Lower courts were divided over the issue, with both the FCC and a coalition led by Consumers’ Research, a conservative group, asking the Supreme Court to weigh in.

Opponents call the Universal Service Fund fee a form of tax and say only elected officials, not bureaucrats, have the power to impose it.

The 1996 law is particularly problematic because it does not tell the FCC how much money it can raise via the program, the challengers’ lawyers argued.

The court has a 6-3 conservative majority that has undercut the authority of government agencies in a series of recent decisions.

That had led some commentators to wonder if it would use the FCC case to turbocharge the nondelegation doctrine.

The current court has not yet embraced the nondelegation doctrine, although in different contexts, a majority of justices have indicated support for it. If the court did reinvigorate the idea, agencies would face new limits on their powers to implement existing laws and programs that seek to enforce open-ended laws enacted by Congress.
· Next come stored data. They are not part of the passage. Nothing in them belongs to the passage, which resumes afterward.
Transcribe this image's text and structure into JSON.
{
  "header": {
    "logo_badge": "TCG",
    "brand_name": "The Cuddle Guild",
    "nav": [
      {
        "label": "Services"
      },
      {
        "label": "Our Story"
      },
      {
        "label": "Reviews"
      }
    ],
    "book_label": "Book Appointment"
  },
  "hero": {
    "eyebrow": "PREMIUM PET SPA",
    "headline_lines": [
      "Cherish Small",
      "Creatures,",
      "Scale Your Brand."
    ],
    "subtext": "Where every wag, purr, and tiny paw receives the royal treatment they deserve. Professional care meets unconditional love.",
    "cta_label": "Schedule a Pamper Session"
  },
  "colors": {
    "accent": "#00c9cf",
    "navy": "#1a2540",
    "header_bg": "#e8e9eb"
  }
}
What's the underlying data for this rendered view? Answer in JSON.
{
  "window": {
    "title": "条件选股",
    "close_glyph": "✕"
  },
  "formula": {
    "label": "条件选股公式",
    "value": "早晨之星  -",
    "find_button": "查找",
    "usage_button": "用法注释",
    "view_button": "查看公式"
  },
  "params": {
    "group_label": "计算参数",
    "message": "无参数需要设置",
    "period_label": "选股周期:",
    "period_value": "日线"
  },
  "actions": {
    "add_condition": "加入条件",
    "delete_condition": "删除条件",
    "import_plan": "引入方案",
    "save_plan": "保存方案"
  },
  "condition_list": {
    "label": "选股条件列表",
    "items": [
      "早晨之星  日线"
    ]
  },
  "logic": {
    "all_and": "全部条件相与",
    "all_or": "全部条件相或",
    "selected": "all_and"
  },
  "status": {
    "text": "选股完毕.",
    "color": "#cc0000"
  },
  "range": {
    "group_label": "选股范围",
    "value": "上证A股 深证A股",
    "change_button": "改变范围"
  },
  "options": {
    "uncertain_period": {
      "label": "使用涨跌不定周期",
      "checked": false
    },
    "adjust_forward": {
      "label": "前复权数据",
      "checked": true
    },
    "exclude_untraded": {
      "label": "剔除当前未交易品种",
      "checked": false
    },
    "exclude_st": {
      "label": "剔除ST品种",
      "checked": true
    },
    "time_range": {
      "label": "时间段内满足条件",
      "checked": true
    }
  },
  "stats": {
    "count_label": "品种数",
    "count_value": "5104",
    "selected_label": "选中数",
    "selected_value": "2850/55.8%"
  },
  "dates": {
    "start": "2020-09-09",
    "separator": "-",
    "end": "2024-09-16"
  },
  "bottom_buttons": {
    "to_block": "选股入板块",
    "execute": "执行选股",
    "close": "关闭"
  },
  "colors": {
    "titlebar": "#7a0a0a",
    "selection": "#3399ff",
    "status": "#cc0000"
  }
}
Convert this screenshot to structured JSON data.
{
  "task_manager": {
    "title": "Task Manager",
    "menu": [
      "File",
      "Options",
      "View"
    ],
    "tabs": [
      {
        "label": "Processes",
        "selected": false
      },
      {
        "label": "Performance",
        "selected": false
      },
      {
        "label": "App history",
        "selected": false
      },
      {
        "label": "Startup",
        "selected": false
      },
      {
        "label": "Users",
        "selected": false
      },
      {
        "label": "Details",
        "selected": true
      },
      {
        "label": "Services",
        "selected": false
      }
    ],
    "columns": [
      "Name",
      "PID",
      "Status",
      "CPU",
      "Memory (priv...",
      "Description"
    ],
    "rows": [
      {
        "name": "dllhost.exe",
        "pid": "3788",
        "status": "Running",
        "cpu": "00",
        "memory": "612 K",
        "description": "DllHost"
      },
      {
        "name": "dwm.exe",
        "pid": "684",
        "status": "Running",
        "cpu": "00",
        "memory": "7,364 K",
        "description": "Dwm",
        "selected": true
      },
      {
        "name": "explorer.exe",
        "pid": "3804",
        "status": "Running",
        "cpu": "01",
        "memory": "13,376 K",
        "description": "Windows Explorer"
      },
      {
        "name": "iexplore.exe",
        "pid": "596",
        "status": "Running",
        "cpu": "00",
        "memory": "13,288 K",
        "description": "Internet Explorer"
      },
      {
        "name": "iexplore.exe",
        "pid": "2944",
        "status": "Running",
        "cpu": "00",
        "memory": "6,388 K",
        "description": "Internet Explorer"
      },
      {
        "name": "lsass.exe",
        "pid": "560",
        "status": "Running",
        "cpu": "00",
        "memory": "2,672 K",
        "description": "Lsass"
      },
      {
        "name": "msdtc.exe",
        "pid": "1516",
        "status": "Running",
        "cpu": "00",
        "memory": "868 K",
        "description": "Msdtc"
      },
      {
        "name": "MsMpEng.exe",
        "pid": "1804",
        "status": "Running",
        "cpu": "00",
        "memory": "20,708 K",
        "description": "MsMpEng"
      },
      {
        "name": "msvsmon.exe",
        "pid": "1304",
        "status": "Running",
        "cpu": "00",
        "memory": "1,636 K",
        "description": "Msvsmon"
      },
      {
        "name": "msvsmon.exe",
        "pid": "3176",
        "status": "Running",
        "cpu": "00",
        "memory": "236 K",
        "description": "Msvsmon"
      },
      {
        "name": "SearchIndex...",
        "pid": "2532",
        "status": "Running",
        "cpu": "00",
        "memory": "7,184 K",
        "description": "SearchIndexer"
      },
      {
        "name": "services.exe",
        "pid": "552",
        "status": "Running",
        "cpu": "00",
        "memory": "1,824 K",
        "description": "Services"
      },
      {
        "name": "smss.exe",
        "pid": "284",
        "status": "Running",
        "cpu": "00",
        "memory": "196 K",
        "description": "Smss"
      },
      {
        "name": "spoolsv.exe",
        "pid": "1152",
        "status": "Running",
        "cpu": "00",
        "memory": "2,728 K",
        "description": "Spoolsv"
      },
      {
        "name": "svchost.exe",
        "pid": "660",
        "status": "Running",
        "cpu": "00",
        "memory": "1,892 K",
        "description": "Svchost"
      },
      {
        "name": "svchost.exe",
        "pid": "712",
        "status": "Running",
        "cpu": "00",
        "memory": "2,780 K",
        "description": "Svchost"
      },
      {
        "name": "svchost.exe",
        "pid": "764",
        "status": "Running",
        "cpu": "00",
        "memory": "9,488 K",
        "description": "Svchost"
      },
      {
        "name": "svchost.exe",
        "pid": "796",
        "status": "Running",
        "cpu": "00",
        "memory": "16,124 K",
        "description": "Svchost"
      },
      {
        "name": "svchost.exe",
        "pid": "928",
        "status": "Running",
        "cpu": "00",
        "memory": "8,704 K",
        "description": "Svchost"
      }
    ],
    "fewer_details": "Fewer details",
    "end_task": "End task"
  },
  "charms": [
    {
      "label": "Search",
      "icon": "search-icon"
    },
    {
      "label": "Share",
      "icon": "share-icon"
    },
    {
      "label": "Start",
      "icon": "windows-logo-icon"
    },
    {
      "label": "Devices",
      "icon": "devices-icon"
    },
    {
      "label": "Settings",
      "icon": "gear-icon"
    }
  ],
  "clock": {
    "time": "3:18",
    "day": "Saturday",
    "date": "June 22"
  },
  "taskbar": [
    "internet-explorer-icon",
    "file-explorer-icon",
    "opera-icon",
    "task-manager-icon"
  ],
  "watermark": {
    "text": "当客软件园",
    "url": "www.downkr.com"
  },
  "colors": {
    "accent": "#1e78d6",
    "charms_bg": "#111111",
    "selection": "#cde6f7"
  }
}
Although the Trump administration has sought to weaken federal agencies by firing thousands of workers, its lawyers defended the FCC in the case. The administration took over the case from the Biden administration, which had appealed the case to the Supreme Court.

President Donald Trump has tried to expand the powers of the presidency at the expense of Congress and the judiciary, so his administration’s position in the case is consistent with that approach.